Un ballet de fantômes hypnotique
Heureux – et courageux - cinéma iranien qui, en plus de Kiarostami, Panahi, Fahradi, Roustaee, et Rasoulof, peut également compter sur Mani Haghighi. Ces 107 minutes de drame d’une folle originalité attestent d’un vrai talent. À Téhéran, un homme et une femme découvrent par hasard qu’un autre couple leur ressemble trait pour trait. Passé le trouble et l’incompréhension va naître une histoire d’amour... et de manipulation. A lire ce pitch, on se dit qu’on nous en dit déjà trop. Eh bien, la performance scénaristique consiste à nous tenir en haleine de bout en bout avec les liens de plus en plus inextricables tissés par les 4 personnages. Diabolique !
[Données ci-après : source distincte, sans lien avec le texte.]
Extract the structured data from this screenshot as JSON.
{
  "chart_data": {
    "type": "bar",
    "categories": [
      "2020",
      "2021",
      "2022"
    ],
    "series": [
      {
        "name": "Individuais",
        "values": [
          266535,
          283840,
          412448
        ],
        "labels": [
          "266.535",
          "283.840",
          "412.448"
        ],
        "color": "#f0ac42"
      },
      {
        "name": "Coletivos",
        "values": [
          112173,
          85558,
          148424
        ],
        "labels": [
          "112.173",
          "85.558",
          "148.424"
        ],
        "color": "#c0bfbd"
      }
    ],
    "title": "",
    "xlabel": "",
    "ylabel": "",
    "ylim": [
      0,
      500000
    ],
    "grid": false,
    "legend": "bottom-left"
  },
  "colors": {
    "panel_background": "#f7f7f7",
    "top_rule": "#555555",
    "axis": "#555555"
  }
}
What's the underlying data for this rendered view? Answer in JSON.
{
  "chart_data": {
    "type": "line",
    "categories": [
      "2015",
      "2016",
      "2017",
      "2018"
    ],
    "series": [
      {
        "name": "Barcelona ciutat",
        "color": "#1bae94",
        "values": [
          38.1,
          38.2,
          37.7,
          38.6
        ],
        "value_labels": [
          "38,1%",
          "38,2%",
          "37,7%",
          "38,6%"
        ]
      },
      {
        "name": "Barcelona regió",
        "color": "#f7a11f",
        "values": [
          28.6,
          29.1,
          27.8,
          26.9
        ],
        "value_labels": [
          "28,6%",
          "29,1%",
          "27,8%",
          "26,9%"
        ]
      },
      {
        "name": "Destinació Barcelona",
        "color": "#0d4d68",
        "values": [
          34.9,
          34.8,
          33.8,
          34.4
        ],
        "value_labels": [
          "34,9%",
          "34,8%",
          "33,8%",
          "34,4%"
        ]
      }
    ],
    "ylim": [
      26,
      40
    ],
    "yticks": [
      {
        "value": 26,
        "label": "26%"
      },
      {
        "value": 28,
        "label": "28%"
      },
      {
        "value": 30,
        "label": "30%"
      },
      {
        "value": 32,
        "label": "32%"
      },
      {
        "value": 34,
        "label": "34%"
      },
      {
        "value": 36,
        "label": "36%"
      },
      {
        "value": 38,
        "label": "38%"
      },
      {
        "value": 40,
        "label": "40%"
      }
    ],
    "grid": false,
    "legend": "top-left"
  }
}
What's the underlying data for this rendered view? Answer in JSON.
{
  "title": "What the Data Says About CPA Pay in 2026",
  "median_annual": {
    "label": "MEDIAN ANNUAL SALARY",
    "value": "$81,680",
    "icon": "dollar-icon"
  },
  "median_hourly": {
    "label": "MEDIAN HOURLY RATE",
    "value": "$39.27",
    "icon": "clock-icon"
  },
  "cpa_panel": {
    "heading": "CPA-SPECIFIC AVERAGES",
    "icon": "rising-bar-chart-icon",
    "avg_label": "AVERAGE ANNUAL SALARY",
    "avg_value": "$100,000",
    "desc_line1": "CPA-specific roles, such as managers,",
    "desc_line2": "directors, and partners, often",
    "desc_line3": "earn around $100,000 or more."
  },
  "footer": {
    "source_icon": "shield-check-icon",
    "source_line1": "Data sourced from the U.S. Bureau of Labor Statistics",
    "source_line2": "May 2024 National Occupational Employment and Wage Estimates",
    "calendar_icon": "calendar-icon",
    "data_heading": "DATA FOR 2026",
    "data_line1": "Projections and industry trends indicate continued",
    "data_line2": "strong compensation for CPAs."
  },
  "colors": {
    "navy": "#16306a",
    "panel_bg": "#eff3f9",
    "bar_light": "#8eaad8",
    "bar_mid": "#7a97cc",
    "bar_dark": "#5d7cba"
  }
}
De ce réalisateur iranien, je n’avais vu que Pig, en 2108, un film pour le moins déroutant. Déjà ! Même, si, il y a 5 ans, il faisait dans le burlesque et l’absurde, on trouvait un goût pout l’écriture d’histoires déjantées. Celle-ci est basée sur des questions existentielles telles : Qu’est-ce que cela ferait d’avoir un clone – ou un sosie parfait - ? Comment pourrait-on vivre avec cela ? Une question à la fois mystérieuse et très forte sur un plan purement dramaturgique. Le film emprunte à la fois au thriller psychologique, aux cinémas réaliste et fantastique. On ne trouve ici aucune stylisation superflue mais plutôt une approche frontale du sujet. Et rien n’est laissé au hasard. On peut s’interroger sur cette pluie torrentielle et permanente qui noie l’action de la 1ère à la dernière minute. Elle est, selon moi, le signe que l’histoire racontée n’est qu’une infime conséquence collatérale d’un problème beaucoup plus grand. Comme si l’univers tout entier était déréglé. Il faut oser ce moment rare de cinéma pas tout à fait comme les autres.
Le casting participe grandement à la réussite de ce drame avec le couple – j’allais dire « les couples » -, campé par Taraneh Alidoosti - Le Client, Leila et ses frères -, et Navid Mohammadzadeh, - La Loi de Téhéran, Leila et ses frères -, absolument remarquables car, à aucun moment ils ne jouent sur des détails pour caractériser leurs doubles personnages, mais simplement sur des subtilités psychologiques… très fort. Ajoutons les noms d’Esmail Poor-Reza et du petit Fahram Azizi, et je vous aurais tout dit sur ce film que je vous conseille de découvrir au plus vite. Un angoissant théâtre d’ombres dans un Téhéran transformé en capitale de la paranoïa, qui nous fait admettre un postulat parfaitement improbable. Un tour de force.